Si elle était obligée, elle reconnaîtrait avoir joui juste en sentant le liquide chaud et visqueux s’écouler dans sa main, mais elle veut garder la main, sa petite main de petite bonne femme.
Son homme, son dieu grec de deux fois son poids et de plus de quarante centimètres qu’elle, vient de subir son emprise et elle veut que cela dure. Elle l’oblige à rester sur les genoux même si elle accepte qu’il plante sa tête dans son oreiller. Elle lui laisse un peu de temps de repos, qu’elle utilise pour faire un rapide point.
Il est hors de question d’en rester là, alors elle enchaîne en déposant le sperme qu’elle a dans la main sur l’anus de la source, elle masse, passe et repasse et elle se rend compte que son homme s’ouvre, s’expose, se livre, s’offre et il ne débande pas, loin de là. Elle en profite, tout en lui massant l’anus, elle le branle lentement.
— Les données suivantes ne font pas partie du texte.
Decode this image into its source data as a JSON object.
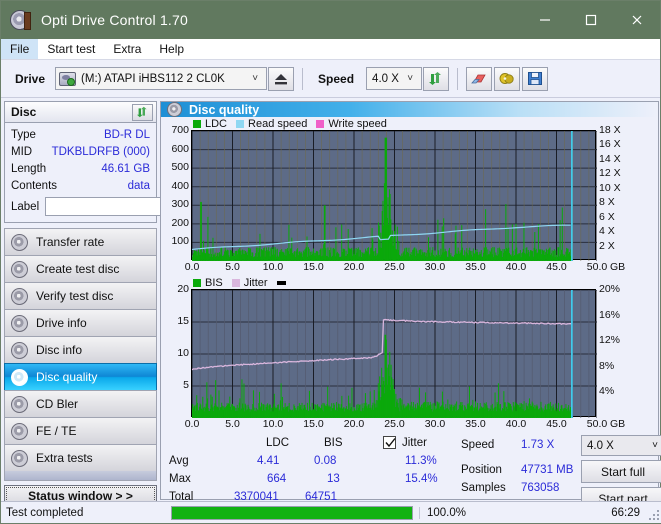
{
  "window": {
    "title": "Opti Drive Control 1.70",
    "app_icon": "disc-icon",
    "minimize": "minimize-icon",
    "maximize": "maximize-icon",
    "close": "close-icon",
    "titlebar_color": "#61795f"
  },
  "menu": [
    {
      "label": "File",
      "accel": "F",
      "active": true
    },
    {
      "label": "Start test",
      "accel": "S",
      "active": false
    },
    {
      "label": "Extra",
      "accel": "x",
      "active": false
    },
    {
      "label": "Help",
      "accel": "H",
      "active": false
    }
  ],
  "toolbar": {
    "drive_label": "Drive",
    "drive_value": "(M:)  ATAPI iHBS112  2 CL0K",
    "eject_icon": "eject-icon",
    "speed_label": "Speed",
    "speed_value": "4.0 X",
    "refresh_icon": "refresh-icon",
    "erase_icon": "eraser-icon",
    "disc_tool_icon": "disc-tools-icon",
    "save_icon": "save-icon"
  },
  "disc_panel": {
    "title": "Disc",
    "refresh_icon": "refresh-icon",
    "rows": [
      {
        "key": "Type",
        "value": "BD-R DL"
      },
      {
        "key": "MID",
        "value": "TDKBLDRFB (000)"
      },
      {
        "key": "Length",
        "value": "46.61 GB"
      },
      {
        "key": "Contents",
        "value": "data"
      }
    ],
    "label_key": "Label",
    "label_value": "",
    "label_placeholder": "",
    "cd_icon": "cd-icon"
  },
  "sidebar": {
    "items": [
      {
        "label": "Transfer rate",
        "selected": false
      },
      {
        "label": "Create test disc",
        "selected": false
      },
      {
        "label": "Verify test disc",
        "selected": false
      },
      {
        "label": "Drive info",
        "selected": false
      },
      {
        "label": "Disc info",
        "selected": false
      },
      {
        "label": "Disc quality",
        "selected": true
      },
      {
        "label": "CD Bler",
        "selected": false
      },
      {
        "label": "FE / TE",
        "selected": false
      },
      {
        "label": "Extra tests",
        "selected": false
      }
    ],
    "status_button": "Status window > >"
  },
  "main": {
    "title": "Disc quality",
    "title_icon": "disc-quality-icon"
  },
  "chart_data": [
    {
      "type": "line",
      "id": "ldc-chart",
      "title": "",
      "legend": [
        {
          "label": "LDC",
          "color": "#0aa90a"
        },
        {
          "label": "Read speed",
          "color": "#8fd7f2"
        },
        {
          "label": "Write speed",
          "color": "#f060c8"
        }
      ],
      "legend_position": "top-left",
      "grid": true,
      "xlabel": "GB",
      "x_unit": "GB",
      "xlim": [
        0,
        50
      ],
      "xticks": [
        "0.0",
        "5.0",
        "10.0",
        "15.0",
        "20.0",
        "25.0",
        "30.0",
        "35.0",
        "40.0",
        "45.0",
        "50.0"
      ],
      "ylabel": "",
      "ylim": [
        0,
        700
      ],
      "yticks": [
        100,
        200,
        300,
        400,
        500,
        600,
        700
      ],
      "y2label": "",
      "y2lim": [
        0,
        18
      ],
      "y2ticks": [
        "2 X",
        "4 X",
        "6 X",
        "8 X",
        "10 X",
        "12 X",
        "14 X",
        "16 X",
        "18 X"
      ],
      "series": [
        {
          "name": "LDC",
          "color": "#0aa90a",
          "style": "spikes",
          "baseline": 40,
          "peak": 664,
          "avg": 4.41
        },
        {
          "name": "Read speed",
          "color": "#8fd7f2",
          "style": "line",
          "start_x_value": 1.6,
          "end_x_value": 5.2,
          "final_value": 1.73
        },
        {
          "name": "Write speed",
          "color": "#f060c8",
          "style": "line",
          "present": false
        }
      ],
      "data_end_marker_gb": 46.9,
      "plot_bg": "#5d6b87"
    },
    {
      "type": "line",
      "id": "bis-jitter-chart",
      "title": "",
      "legend": [
        {
          "label": "BIS",
          "color": "#0aa90a"
        },
        {
          "label": "Jitter",
          "color": "#d9b6dd"
        }
      ],
      "legend_position": "top-left",
      "grid": true,
      "xlabel": "GB",
      "x_unit": "GB",
      "xlim": [
        0,
        50
      ],
      "xticks": [
        "0.0",
        "5.0",
        "10.0",
        "15.0",
        "20.0",
        "25.0",
        "30.0",
        "35.0",
        "40.0",
        "45.0",
        "50.0"
      ],
      "ylabel": "",
      "ylim": [
        0,
        20
      ],
      "yticks": [
        5,
        10,
        15,
        20
      ],
      "y2label": "",
      "y2lim": [
        0,
        20
      ],
      "y2ticks": [
        "4%",
        "8%",
        "12%",
        "16%",
        "20%"
      ],
      "series": [
        {
          "name": "BIS",
          "color": "#0aa90a",
          "style": "spikes",
          "baseline": 1.5,
          "peak": 13,
          "avg": 0.08
        },
        {
          "name": "Jitter",
          "color": "#d9b6dd",
          "style": "line",
          "start_percent": 7.6,
          "mid_percent": 9.5,
          "jump_at_gb": 23.5,
          "peak_percent": 15.4,
          "end_percent": 14.7
        }
      ],
      "data_end_marker_gb": 46.9,
      "plot_bg": "#5d6b87"
    }
  ],
  "stats": {
    "columns": [
      "LDC",
      "BIS"
    ],
    "rows": [
      {
        "label": "Avg",
        "ldc": "4.41",
        "bis": "0.08",
        "jitter": "11.3%"
      },
      {
        "label": "Max",
        "ldc": "664",
        "bis": "13",
        "jitter": "15.4%"
      },
      {
        "label": "Total",
        "ldc": "3370041",
        "bis": "64751",
        "jitter": ""
      }
    ],
    "jitter_label": "Jitter",
    "jitter_checked": true
  },
  "readout": {
    "speed_key": "Speed",
    "speed_value": "1.73 X",
    "position_key": "Position",
    "position_value": "47731 MB",
    "samples_key": "Samples",
    "samples_value": "763058",
    "speed_select": "4.0 X",
    "start_full": "Start full",
    "start_part": "Start part"
  },
  "statusbar": {
    "message": "Test completed",
    "progress_percent": 100,
    "progress_text": "100.0%",
    "elapsed": "66:29",
    "progress_color": "#12b212"
  }
}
Jamais elle n’aurait pensé qu’il la laisserait faire, mais non seulement il ne s’oppose pas, mais il gémit, il souffle, il aime, alors elle va de plus en plus loin et de plus en plus fort. Il n’y a aucune réaction négative de la part de son mec, au contraire, il vient vers le doigt qui rentre entre ses fesses. Au deuxième doigt, il se contracte, alors elle le fesse gentiment, donc il accepte.
Marjorie découvre le plaisir inconnu d’enculer son mec, elle sent une énorme coulée de fluide entre ses cuisses. Mais elle se force à oublier ses plaisirs personnels et veut garder la main. Après un moment d’hésitation, elle pense à un de leurs jouets sexuels. Une espèce de godemiché constitué de plusieurs boules articulées les unes aux autres qu’il avait acheté pour son cul, mais qu’ils n’ont jamais utilisé, parce qu’elle n’est pas fan de sodomie.
Elle attrape le jouet dans son tiroir, l’enduit du sperme qu’elle a récupéré sur le drap et présente la première boule sur l’anus de son caïd, qui l’accepte. La première passée, elle continue avec autant de tendresse pour les autres. Elle entre une boule de plus, puis une de moins, et deux de plus, et une de moins, en plus en moins…
Lentement, progressivement, elle maîtrise ses gestes et lui reçoit de plus en plus de plaisir. Il bande encore et encore. Elle l’encule et il aime.
Elle est heureuse d’offrir tous ces plaisirs à son homme, mais elle a maintenant envie de s’offrir sa propre jouissance. Alors elle se lève, vient au-dessus des fesses qu’elle martyrise et en fléchissant, s’empale sur le reste du godemiché qui sort du cul de son mec.
Par d’immenses violents coups de reins, elle se fait jouir sans s’occuper de lui maintenant. Rapidement, elle atteint son summum, gicle et coule sur les fesses qu’elle domine, le long de l’objet qui les relie. Avant de s’écrouler sur son homme elle lui attrape le gland énorme et bouillant qui, une fois de plus, gicle instantanément sous le contact. Les draps vont être bons à faire tremper longuement avant lavage.
Après de très, très longues minutes de voyage dans le monde de la jouissance, du plaisir et de ce qu’elle ne sait pas, elle bouge, pour se rendre compte qu’elle est encore embrochée sur le jouet qui les relie. Son vagin est tellement sensible qu’elle doit se retirer au risque d’avoir mal.
Il est totalement allongé sur le ventre, elle se pose contre lui, la tête sur son épaule et une jambe crochetée à l’une des siennes. Elle le caresse découvrant de nouvelles sensations.
Elle l’aime, elle aime. Sa peau imberbe est attirante à l’instant, même si elle sait déjà que dans les jours à venir les poils de son mâle vont lui manquer, pour l’instant, elle se délecte et veut continuer. Alors, quand sa main attrape le sex-toy encore entre les fesses de son mec, elle ose.
Ce n’est que quand elle voit le revoir revenir nu encore bandant avec le jouet entre les dents qu’elle comprend que leur vie sexuelle va changer.